Iran has now called a meeting of the Organisation of Islamic Cooperation for Wednesday, hosted by Saudi Arabia, where it is expected to canvass support for planned strikes against Israel.

On Monday, Foreign Minister Ali Bagheri Kani summoned international ambassadors to inform them that Tehran would exercise “its legitimate and inherent right to prevent the terrorist act committed by the [Israeli] regime with the aim of protecting its national security”. He added that it was the United Nations Security Council’s failure to respond to Israel’s crimes that was mainly responsible for the dangerous tensions in the region.

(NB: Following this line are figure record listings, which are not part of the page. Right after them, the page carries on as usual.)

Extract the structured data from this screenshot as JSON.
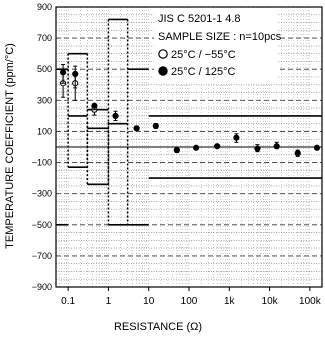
{
  "chart_data": {
    "type": "scatter",
    "xlabel": "RESISTANCE (Ω)",
    "ylabel": "TEMPERATURE COEFFICIENT (ppm/°C)",
    "xscale": "log",
    "xlim": [
      0.05,
      200000
    ],
    "ylim": [
      -900,
      900
    ],
    "yticks": [
      -900,
      -700,
      -500,
      -300,
      -100,
      100,
      300,
      500,
      700,
      900
    ],
    "ytick_labels": [
      "−900",
      "−700",
      "−500",
      "−300",
      "−100",
      "100",
      "300",
      "500",
      "700",
      "900"
    ],
    "xticks": [
      0.1,
      1,
      10,
      100,
      1000,
      10000,
      100000
    ],
    "xtick_labels": [
      "0.1",
      "1",
      "10",
      "100",
      "1k",
      "10k",
      "100k"
    ],
    "grid": true,
    "legend": {
      "title_lines": [
        "JIS C 5201-1 4.8",
        "SAMPLE SIZE : n=10pcs"
      ],
      "placement": "top-right",
      "entries": [
        {
          "marker": "open-circle",
          "label": "25°C / −55°C"
        },
        {
          "marker": "filled-circle",
          "label": "25°C / 125°C"
        }
      ]
    },
    "series": [
      {
        "name": "25°C / −55°C",
        "marker": "open-circle",
        "points": [
          {
            "x": 0.075,
            "y": 410,
            "ymin": 320,
            "ymax": 470
          },
          {
            "x": 0.15,
            "y": 410,
            "ymin": 300,
            "ymax": 470
          },
          {
            "x": 0.45,
            "y": 240,
            "ymin": 205,
            "ymax": 260
          }
        ]
      },
      {
        "name": "25°C / 125°C",
        "marker": "filled-circle",
        "points": [
          {
            "x": 0.075,
            "y": 480,
            "ymin": 410,
            "ymax": 530
          },
          {
            "x": 0.15,
            "y": 470,
            "ymin": 380,
            "ymax": 520
          },
          {
            "x": 0.45,
            "y": 265,
            "ymin": 240,
            "ymax": 275
          },
          {
            "x": 1.5,
            "y": 200,
            "ymin": 170,
            "ymax": 230
          },
          {
            "x": 5,
            "y": 120,
            "ymin": 105,
            "ymax": 135
          },
          {
            "x": 15,
            "y": 135,
            "ymin": 120,
            "ymax": 150
          },
          {
            "x": 50,
            "y": -20,
            "ymin": -35,
            "ymax": -10
          },
          {
            "x": 150,
            "y": -5,
            "ymin": -15,
            "ymax": 5
          },
          {
            "x": 500,
            "y": 5,
            "ymin": -5,
            "ymax": 15
          },
          {
            "x": 1500,
            "y": 60,
            "ymin": 30,
            "ymax": 85
          },
          {
            "x": 5000,
            "y": -10,
            "ymin": -30,
            "ymax": 15
          },
          {
            "x": 15000,
            "y": 5,
            "ymin": -10,
            "ymax": 30
          },
          {
            "x": 50000,
            "y": -40,
            "ymin": -60,
            "ymax": -20
          },
          {
            "x": 150000,
            "y": -5,
            "ymin": -15,
            "ymax": 5
          }
        ]
      }
    ],
    "spec_limits": {
      "solid": [
        {
          "x": [
            0.05,
            0.1
          ],
          "y": [
            500,
            -500
          ]
        },
        {
          "x": [
            0.1,
            0.3
          ],
          "y": [
            600,
            200
          ]
        },
        {
          "x": [
            0.3,
            1
          ],
          "y": [
            240,
            120
          ]
        },
        {
          "x": [
            1,
            3
          ],
          "y": [
            820,
            150
          ]
        },
        {
          "x": [
            3,
            10
          ],
          "y": [
            500,
            -500
          ]
        },
        {
          "x": [
            10,
            200000
          ],
          "y": [
            200,
            -200
          ]
        }
      ],
      "dotted": [
        {
          "x": [
            0.1,
            0.3
          ],
          "y": [
            600,
            -130
          ]
        },
        {
          "x": [
            0.3,
            1
          ],
          "y": [
            160,
            -240
          ]
        },
        {
          "x": [
            1,
            3
          ],
          "y": [
            820,
            -500
          ]
        }
      ]
    }
  }
}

Foreign Ministry spokesperson Nasser Kanaani later said, “Iran seeks to establish stability in the region, but this will only come with punishing the aggressor and creating deterrence against the adventurism of the Zionist regime.” No one, Kanaani continued, “has the right to doubt Iran’s legal right to punish the Zionist regime.”

Head of the Islamic Revolutionary Guards Corps Hossein Salami said similarly that Israel “will receive punishment in due time… When they receive a blow, they will notice they are making mistakes.”

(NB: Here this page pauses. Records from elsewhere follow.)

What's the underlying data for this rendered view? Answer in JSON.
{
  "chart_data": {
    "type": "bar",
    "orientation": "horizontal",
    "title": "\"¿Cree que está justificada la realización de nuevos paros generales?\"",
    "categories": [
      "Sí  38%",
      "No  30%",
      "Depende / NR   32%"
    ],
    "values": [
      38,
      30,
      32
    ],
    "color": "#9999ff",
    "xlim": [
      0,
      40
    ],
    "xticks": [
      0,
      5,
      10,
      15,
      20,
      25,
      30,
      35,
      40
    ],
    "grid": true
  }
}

Highlighting the dangers of a war in the Middle East rapidly drawing in major powers besides the US, Russia’s former defence secretary and current security council secretary Sergei Shoigu flew to Tehran for discussions with Iranian leaders, including President Masoud Pezeshkian.

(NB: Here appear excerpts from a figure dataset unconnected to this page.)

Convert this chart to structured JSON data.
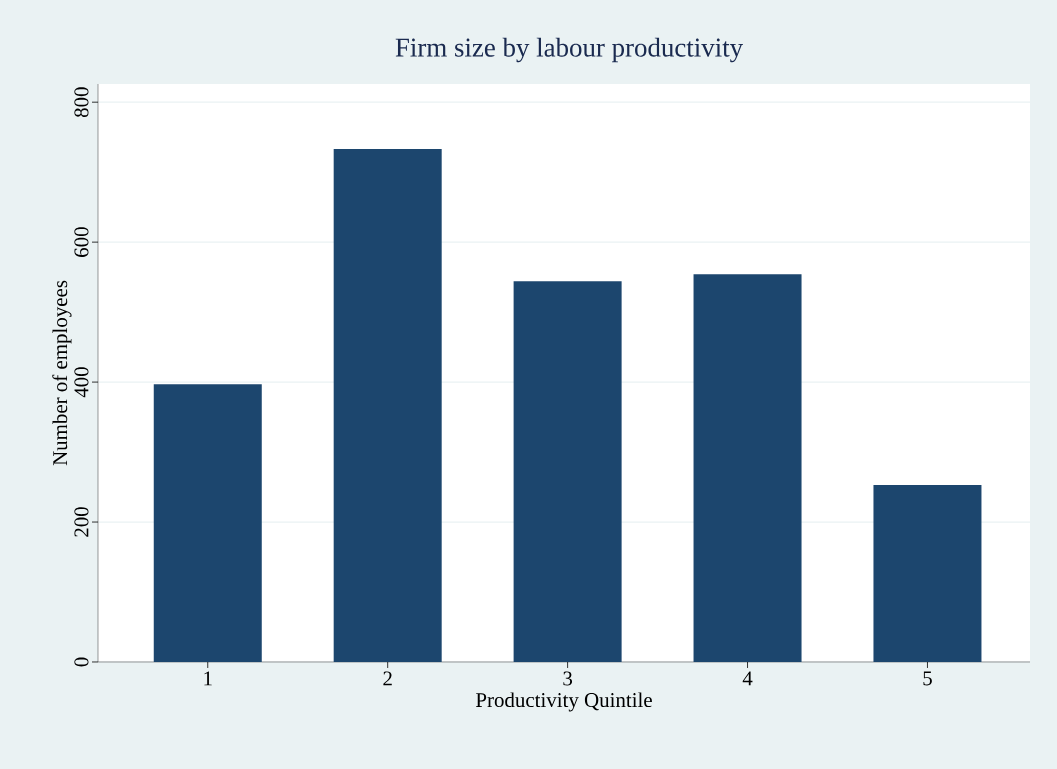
{
  "chart_data": {
    "type": "bar",
    "title": "Firm size by labour productivity",
    "xlabel": "Productivity Quintile",
    "ylabel": "Number of employees",
    "categories": [
      "1",
      "2",
      "3",
      "4",
      "5"
    ],
    "values": [
      397,
      733,
      544,
      554,
      253
    ],
    "color": "#1c466e",
    "ylim": [
      0,
      826
    ],
    "yticks": [
      0,
      200,
      400,
      600,
      800
    ],
    "grid": "y"
  }
}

On the ground in Gaza, criminal attacks by the IDF against civilians continue. Simultaneous strikes on the Hassan Salama and Nassr schools and al Aqsa hospital in Gaza City killed at least 30 people, including children and the elderly.

A witness, Abdullah Akila, described, “We were just sitting down when a bomb fell here, and another hit the school next door. The two schools were housing displaced civilians and children… We have been retrieving the remains of children for the past hour. This is so unfair. How long will we remain like this? We are tired… Enough!”

Another man told an Al Jazeera reporter, “torn bodies are everywhere”, and another, “They killed children and old people. They killed women. Only God will save us. What did the children do?”

At al Aqsa hospital, where at least five people were killed, the tents of several displaced people were set on fire by the blasts.

Rescue operations were proceeding with bare hands, Al Jazeera journalist Tareq Abu Azzoum reported, since “there isn’t enough fuel to operate the vast majority of bulldozers, and due to the Israeli attacks on bulldozers at the municipal facilities”. He described a “surge of Israeli attacks on evacuation centres”.

The genocidal savagery of Israel’s war was spelled out explicitly by fascist Finance Minister Bezalel Smotrich who complained to a press conference that any aid at all was getting into Gaza, lamenting, “Nobody will let us cause two million civilians to die of hunger even though it might be justified and moral until our hostages are returned.”

Confirming the fact that the war in Gaza is the spearhead of an offensive also targeted against the Palestinians in the West Bank and in Israel, Smotrich tweeted later in the day that he was expanding Israeli settlement building “to remove the threat” of Palestinian statehood.

“Stopping the Arab takeover of the open areas, fighting the terrorist financing of the Palestinian Authority and its leaders and complete Israeli control of the territory [the occupied West Bank]. This is the only way.”

Twenty-five Palestinians, including two children, were arrested in the West Bank in overnight raids Sunday-Monday, their homes trashed and families threatened. Two entire homes were destroyed in Jenin, and a marketplace in Nablus set on fire by IDF soldiers using burning tyres.